That week of gigs was the best week of my life. I partied like there was no tomorrow, getting wasted every night, waking up next to the love of my life, not even remembering the night before. It felt weird and surreal, but in a good way.
Aberdeen was my favourite by far. Mick sang this song Should I Stay or Should I Go, and I fell in love with it as soon as the first word of it left his mouth. He was looking at me the whole time he was singing it, as if he was trying to tell me something, but I was drunk and distracted, so I didn't even realise. I can't believe I didn't realise. When the show was over I came running up to the stage to congratulate them on their performance, but Mick had already left. I followed him down the corridor, trying to keep up."Why are you in such a hurry? What's the matter?" I said, touching his shoulder. He turned and stared at me.
"Nothing," he said quietly, throwing the back door open and walking out.
"I mean it's obviously not nothing otherwise you wouldn't be acting like this," I said, getting annoyed.
"Look, if I said it's nothing, then it's nothing, okay?" he said, raising his voice a little.
"Why won't you talk to me? You can tell me anything, you know that..." I said defensively.
"Just because I can tell you doesn't mean I want to. Is that such a big deal?" he turned away from me and walked towards the hotel with his hands in his pockets. It was freezing and damp and he was only wearing jeans and a shirt, he must have been freezing.
"What is wrong with you?" I almost shouted. He stopped walking and turned to me, staring at me blankly.

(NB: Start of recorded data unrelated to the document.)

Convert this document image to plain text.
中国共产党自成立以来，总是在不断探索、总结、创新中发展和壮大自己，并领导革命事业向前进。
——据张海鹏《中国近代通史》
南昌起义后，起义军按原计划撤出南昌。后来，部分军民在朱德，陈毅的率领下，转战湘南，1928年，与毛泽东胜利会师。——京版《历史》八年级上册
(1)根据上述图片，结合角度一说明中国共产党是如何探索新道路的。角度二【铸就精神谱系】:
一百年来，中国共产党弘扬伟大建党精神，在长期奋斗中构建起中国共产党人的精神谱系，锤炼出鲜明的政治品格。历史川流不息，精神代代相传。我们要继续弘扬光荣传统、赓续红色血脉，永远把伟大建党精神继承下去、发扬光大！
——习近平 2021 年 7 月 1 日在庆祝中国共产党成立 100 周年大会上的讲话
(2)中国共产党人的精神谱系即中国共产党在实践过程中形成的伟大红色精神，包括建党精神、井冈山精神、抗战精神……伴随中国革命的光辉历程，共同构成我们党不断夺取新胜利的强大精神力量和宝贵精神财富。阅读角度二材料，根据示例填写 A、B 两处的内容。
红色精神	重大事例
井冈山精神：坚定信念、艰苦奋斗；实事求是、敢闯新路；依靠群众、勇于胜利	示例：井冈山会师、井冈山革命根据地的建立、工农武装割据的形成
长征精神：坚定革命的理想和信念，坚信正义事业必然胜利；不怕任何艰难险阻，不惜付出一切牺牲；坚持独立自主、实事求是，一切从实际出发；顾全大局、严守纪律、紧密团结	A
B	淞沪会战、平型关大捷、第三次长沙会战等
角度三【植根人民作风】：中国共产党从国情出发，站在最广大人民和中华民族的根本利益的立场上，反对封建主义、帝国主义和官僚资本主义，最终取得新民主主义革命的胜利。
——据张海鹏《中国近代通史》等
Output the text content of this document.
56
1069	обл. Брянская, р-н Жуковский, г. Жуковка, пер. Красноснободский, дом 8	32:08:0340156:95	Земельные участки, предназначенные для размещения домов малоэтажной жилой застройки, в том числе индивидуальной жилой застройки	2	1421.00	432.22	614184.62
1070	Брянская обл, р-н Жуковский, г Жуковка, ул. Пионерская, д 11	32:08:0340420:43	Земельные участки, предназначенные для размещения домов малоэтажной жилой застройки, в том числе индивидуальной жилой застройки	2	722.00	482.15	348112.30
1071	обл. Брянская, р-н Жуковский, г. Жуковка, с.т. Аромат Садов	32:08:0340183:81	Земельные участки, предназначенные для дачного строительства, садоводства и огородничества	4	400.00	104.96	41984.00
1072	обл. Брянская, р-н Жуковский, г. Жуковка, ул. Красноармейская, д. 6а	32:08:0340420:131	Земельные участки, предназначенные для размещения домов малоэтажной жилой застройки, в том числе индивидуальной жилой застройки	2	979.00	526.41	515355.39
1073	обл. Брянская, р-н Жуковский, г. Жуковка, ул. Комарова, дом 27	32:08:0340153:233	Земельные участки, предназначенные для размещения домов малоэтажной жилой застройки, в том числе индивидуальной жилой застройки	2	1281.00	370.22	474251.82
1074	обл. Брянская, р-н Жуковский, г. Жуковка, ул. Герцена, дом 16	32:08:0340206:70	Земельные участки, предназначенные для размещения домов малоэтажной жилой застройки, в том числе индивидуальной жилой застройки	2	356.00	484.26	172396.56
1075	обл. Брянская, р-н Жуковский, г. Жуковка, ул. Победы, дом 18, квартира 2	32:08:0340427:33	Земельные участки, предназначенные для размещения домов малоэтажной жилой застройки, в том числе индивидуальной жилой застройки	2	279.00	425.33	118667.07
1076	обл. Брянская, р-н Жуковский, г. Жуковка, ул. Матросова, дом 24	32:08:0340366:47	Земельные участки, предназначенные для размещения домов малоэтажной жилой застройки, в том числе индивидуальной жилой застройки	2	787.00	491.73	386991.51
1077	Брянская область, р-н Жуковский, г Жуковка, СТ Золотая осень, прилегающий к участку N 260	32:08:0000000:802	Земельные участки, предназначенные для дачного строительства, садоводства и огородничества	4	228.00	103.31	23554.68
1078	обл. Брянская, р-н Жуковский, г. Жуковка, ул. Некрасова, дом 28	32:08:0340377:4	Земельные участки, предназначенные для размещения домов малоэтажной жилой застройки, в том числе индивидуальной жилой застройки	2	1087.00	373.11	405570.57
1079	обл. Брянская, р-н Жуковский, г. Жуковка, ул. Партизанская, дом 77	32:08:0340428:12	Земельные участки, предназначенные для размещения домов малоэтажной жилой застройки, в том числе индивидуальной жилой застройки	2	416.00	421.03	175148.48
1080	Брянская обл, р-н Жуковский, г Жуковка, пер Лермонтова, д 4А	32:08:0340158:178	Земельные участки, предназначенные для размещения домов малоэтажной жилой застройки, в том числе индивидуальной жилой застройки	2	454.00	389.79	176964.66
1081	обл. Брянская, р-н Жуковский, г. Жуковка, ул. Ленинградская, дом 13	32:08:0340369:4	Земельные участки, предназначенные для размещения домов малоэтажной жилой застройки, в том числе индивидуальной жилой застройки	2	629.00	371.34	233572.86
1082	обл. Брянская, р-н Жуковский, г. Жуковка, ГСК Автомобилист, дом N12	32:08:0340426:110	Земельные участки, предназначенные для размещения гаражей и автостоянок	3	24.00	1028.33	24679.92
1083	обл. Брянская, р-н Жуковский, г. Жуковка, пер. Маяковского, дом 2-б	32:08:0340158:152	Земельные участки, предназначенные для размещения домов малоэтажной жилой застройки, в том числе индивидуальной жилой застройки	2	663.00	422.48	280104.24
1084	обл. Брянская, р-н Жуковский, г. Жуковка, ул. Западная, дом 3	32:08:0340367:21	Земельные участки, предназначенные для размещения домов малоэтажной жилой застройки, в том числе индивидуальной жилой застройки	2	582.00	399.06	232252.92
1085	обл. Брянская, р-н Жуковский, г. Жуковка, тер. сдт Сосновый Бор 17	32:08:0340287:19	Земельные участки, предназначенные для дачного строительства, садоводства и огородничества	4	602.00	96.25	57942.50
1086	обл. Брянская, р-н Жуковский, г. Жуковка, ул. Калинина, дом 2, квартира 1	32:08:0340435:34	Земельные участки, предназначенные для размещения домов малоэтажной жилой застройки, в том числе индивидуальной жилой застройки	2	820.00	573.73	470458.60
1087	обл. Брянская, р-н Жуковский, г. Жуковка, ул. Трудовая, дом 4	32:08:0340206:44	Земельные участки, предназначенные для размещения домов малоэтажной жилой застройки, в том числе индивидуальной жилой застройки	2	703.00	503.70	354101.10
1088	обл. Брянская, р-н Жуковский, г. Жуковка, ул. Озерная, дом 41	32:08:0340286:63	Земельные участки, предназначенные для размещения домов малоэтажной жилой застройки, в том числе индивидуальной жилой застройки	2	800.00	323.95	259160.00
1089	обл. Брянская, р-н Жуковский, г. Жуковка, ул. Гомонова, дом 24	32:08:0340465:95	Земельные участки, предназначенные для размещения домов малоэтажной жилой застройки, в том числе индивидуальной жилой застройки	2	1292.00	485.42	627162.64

"I don't know," he said quietly, slumping down on the pavement with his head on his knees. I sighed and sat next to him.
"You look cold," I whispered, taking off the leather jacket I was wearing. It was actually his that he'd leant me the day before. I draped it over his shoulders but he didn't react or say anything. He just stared into nothing. It was killing me not knowing what was wrong. We sat there in silence for a few moments until he jumped up and pulled me up with him.
"Can we just pretend this didn't happen?" he said, trying to sound cheerful, although I knew it was fake. We headed back to the hotel and went to bed. We weren't in the mood for partying tonight. I stared at him while he slept. He was curled up on his side facing me. He looked sad and empty even now. I couldn't even shut my eyes knowing there was something up. I sighed, trying not to get too upset. I leaned into him and lay my head in the space near his chest, softly stroking his collarbone with my finger. Pretending it didn't happen wasn't as easy as it sounded.